- Archdiocese: Roman Catholic Diocese of Požega
- Province: Požega
- See: Požega
- Appointed: 5 July 1997
- Term ended: 11 March 2024
- Predecessor: new creation
- Successor: Ivo Martinović

Orders
- Ordination: 25 June 1972
- Consecration: 16 July 1992 by Franjo Kuharić

Personal details
- Born: Antun Škvorčević 8 May 1947 (age 79) Davor, SR Croatia, SFR Yugoslavia (modern Croatia)
- Denomination: Roman Catholic
- Alma mater: University of Zagreb Pontifical Gregorian University Pontifical Institute of Sacred Liturgy
- Motto: Christus hodie et in saecula Krist danas i uvijeke Christ today and forever
- Coat of arms: Antun Škvorčević's coat of arms

= Antun Škvorčević =

Croatian bishop

Antun Škvorčević (born 8 May 1947) is a Croatian Roman Catholic prelate, who served as a diocesan bishop of the Roman Catholic Diocese of Požega since 1997 until 2024.

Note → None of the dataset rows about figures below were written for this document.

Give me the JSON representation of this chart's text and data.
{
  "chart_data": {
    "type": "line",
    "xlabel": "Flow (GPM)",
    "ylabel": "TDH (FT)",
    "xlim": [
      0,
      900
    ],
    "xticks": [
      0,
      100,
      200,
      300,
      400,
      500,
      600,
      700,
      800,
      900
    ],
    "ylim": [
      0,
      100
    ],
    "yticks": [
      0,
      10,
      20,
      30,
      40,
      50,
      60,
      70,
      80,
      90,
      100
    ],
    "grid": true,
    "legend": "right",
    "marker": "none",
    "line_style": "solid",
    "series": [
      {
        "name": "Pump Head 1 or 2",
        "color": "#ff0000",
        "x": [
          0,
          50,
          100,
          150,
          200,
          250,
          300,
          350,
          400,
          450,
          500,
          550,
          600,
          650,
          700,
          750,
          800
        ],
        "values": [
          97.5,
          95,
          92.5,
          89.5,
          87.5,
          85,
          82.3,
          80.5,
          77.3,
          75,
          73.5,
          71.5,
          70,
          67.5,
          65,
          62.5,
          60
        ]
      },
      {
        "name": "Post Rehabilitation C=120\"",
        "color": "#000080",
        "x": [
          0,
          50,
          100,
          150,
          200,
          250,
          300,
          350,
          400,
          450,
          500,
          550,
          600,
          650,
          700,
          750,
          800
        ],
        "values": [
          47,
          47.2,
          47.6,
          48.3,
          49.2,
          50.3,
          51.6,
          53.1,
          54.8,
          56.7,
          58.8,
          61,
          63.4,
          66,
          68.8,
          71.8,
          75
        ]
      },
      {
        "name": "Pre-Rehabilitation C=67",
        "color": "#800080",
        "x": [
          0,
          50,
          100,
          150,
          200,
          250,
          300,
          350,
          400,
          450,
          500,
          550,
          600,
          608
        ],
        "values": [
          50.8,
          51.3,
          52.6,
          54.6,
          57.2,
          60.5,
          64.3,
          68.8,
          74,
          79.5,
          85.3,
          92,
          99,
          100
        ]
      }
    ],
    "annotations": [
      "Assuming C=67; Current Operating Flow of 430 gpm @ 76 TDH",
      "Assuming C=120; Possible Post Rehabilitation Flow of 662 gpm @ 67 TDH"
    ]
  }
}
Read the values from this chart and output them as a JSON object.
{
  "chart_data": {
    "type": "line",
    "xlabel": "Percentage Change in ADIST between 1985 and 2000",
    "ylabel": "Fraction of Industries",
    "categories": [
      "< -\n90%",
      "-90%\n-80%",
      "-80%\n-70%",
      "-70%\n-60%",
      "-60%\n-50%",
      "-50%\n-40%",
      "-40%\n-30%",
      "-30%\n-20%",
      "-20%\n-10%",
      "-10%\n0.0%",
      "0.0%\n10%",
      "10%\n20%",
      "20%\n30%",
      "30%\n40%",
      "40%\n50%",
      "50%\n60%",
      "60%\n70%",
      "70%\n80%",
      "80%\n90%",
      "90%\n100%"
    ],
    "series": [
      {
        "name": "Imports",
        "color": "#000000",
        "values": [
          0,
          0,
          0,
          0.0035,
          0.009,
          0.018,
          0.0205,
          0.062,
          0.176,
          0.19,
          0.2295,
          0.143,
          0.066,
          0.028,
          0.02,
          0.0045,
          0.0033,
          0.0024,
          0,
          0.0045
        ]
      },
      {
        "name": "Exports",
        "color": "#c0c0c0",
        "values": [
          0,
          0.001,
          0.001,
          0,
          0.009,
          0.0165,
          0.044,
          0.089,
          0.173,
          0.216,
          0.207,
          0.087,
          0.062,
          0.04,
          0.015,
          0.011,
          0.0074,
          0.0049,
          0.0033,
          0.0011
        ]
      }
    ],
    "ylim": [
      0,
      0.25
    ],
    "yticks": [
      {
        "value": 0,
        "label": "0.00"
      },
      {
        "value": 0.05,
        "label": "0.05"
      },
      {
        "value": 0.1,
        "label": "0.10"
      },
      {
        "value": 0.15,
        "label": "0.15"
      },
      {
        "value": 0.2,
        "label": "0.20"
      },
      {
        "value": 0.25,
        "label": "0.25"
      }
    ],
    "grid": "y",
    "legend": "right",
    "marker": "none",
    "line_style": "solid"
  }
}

==Early life and education==
Antun Škvorčević was born in a small village of Davor on 8 May 1947 to Ivan and Ljubičica Škvorčević.

He enrolled in primary school in Davor, and Zagreb, eventually graduating in Slavonski Brod, after which he attended high school (Classical catholic gymnasium) for future priests on Šalata in Zagreb. Škvorčević graduated from Zagreb Catholic Theological Faculty, where he also gained his master's degree, after which he went to Rome for additional specialization. In 1981 he gained his doctorate in theology at the Pontifical Gregorian University. In addition, he graduated liturgy from the Pontifical Institute of Sacred Liturgy.

==Career==
Antun Škvorčević was ordered for a priest of the Archdiocese of Zagreb on 25 June 1972. After ordination, he worked as a chaplain in the parish of St. Joseph in Zagreb (1972–1976), lecturer at the Zagreb Catholic Theological Faculty and its institutes (since 1982), Head of the Catechetical Institute of Catholic Theology of the University of Zagreb (1991–1999), and member of the Quorum prebendarian main church in Zagreb (appointed in 1987).

on 3 May 1992, Pope John Paul II appointed him titular bishop of Editania and auxiliary bishop of the Roman Catholic Diocese of Đakovo-Srijem or Bosna. He was ordained a bishop on July 16 of the same year in the cathedral in Đakovo.

On 5 July 1997, Pope John Paul II appointed him Bishop of, at the time, newly founded Diocese of Požega. And he was enthroned on September 27, 1997.